Stereovision, the promise of a new form of entertainment since it was first introduced by Samual van Hoogstraten in 1655, has been the on and off again novelty of promoters, technologists, photographers, and movie directors. Now we have the newest wave of enthusiasm fueled by movies from Polar Express to Avatar. The notion of “3D” – stereo view on a flat screen, has hit the mainstream and companies are scrambling to get on the bandwagon.
RealD leads the parade on the big screen, Sensio is trying to win the 3DTV opportunity, and Nvidia has all but sewed up the PC with their 3D Vision. Nintendo has grabbed the handheld space with the 3DS, and various eye-blurring tear invoking autostereoscopic signage displays are vying for the large screen public spaces.
3D is here and if you want to be cool, in, with it, and at it, you’ve got to have a 3D story, a 3D play, 3D.
Verizon heard that and in a recent edition of the San Francisco Chronicle included a cardboard insert of a pair of “glasses” with snap-out frames so you could wear them. And on page three they took a full page color ad of a guy staring into space with circles behind him. Putting on the glasses you were supposed to see “3D”.

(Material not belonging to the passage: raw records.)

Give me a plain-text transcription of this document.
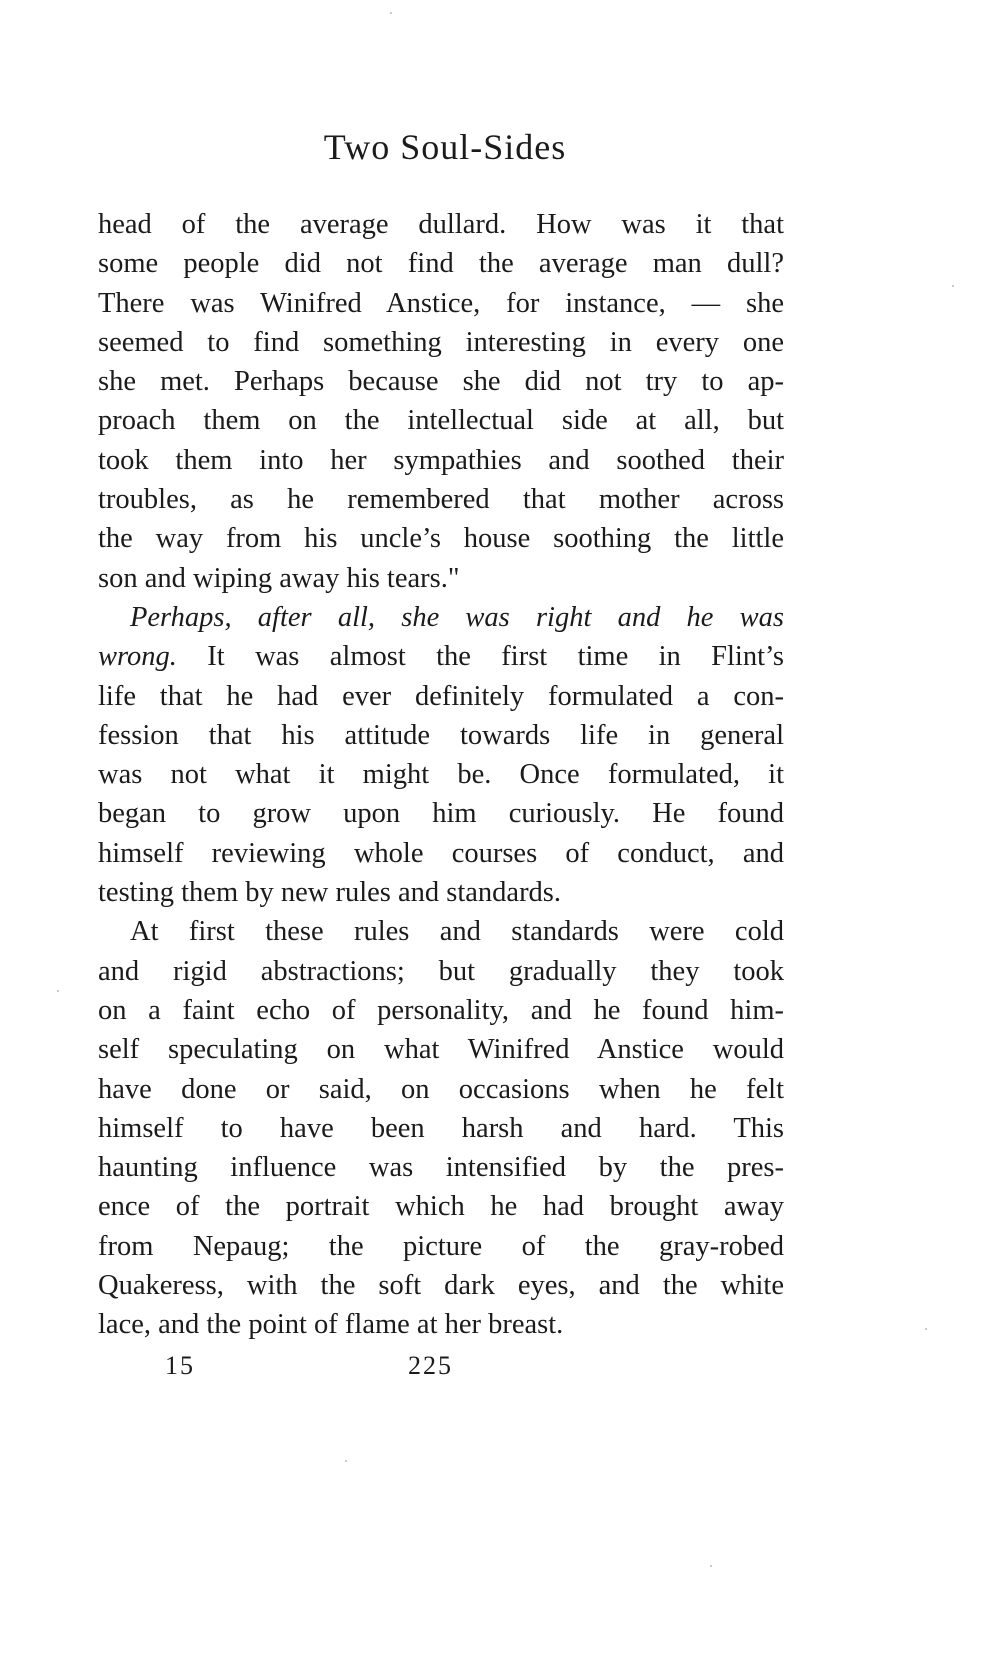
Two Soul-Sides
head of the average dullard. How was it that
some people did not find the average man dull?
There was Winifred Anstice, for instance, — she
seemed to find something interesting in every one
she met. Perhaps because she did not try to ap-
proach them on the intellectual side at all, but
took them into her sympathies and soothed their
troubles, as he remembered that mother across
the way from his uncle’s house soothing the little
son and wiping away his tears."
Perhaps, after all, she was right and he was
wrong. It was almost the first time in Flint’s
life that he had ever definitely formulated a con-
fession that his attitude towards life in general
was not what it might be. Once formulated, it
began to grow upon him curiously. He found
himself reviewing whole courses of conduct, and
testing them by new rules and standards.
At first these rules and standards were cold
and rigid abstractions; but gradually they took
on a faint echo of personality, and he found him-
self speculating on what Winifred Anstice would
have done or said, on occasions when he felt
himself to have been harsh and hard. This
haunting influence was intensified by the pres-
ence of the portrait which he had brought away
from Nepaug; the picture of the gray-robed
Quakeress, with the soft dark eyes, and the white
lace, and the point of flame at her breast.
15	225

Except Verizon forgot two things – newspaper printing isn’t very good or very consistent from one run to the next, and there really should be a reason, a story, a message for the 3D effect., Nevertheless Verizon paid big bucks for the glasses, the insertion, and the full page color ad. If I had any I’d sell my Verizon stock, this company is run by idiots.
Some movies like Clash of the Titans have given 3D a bad name and reminded people of the trash that was served up in the late ‘50s which evolved, or maybe oozed, into porn. The 2D to 3D conversion is the great hope for bringing lots of 3D content to the TV. But do we want to see I Love Lucy in stereo?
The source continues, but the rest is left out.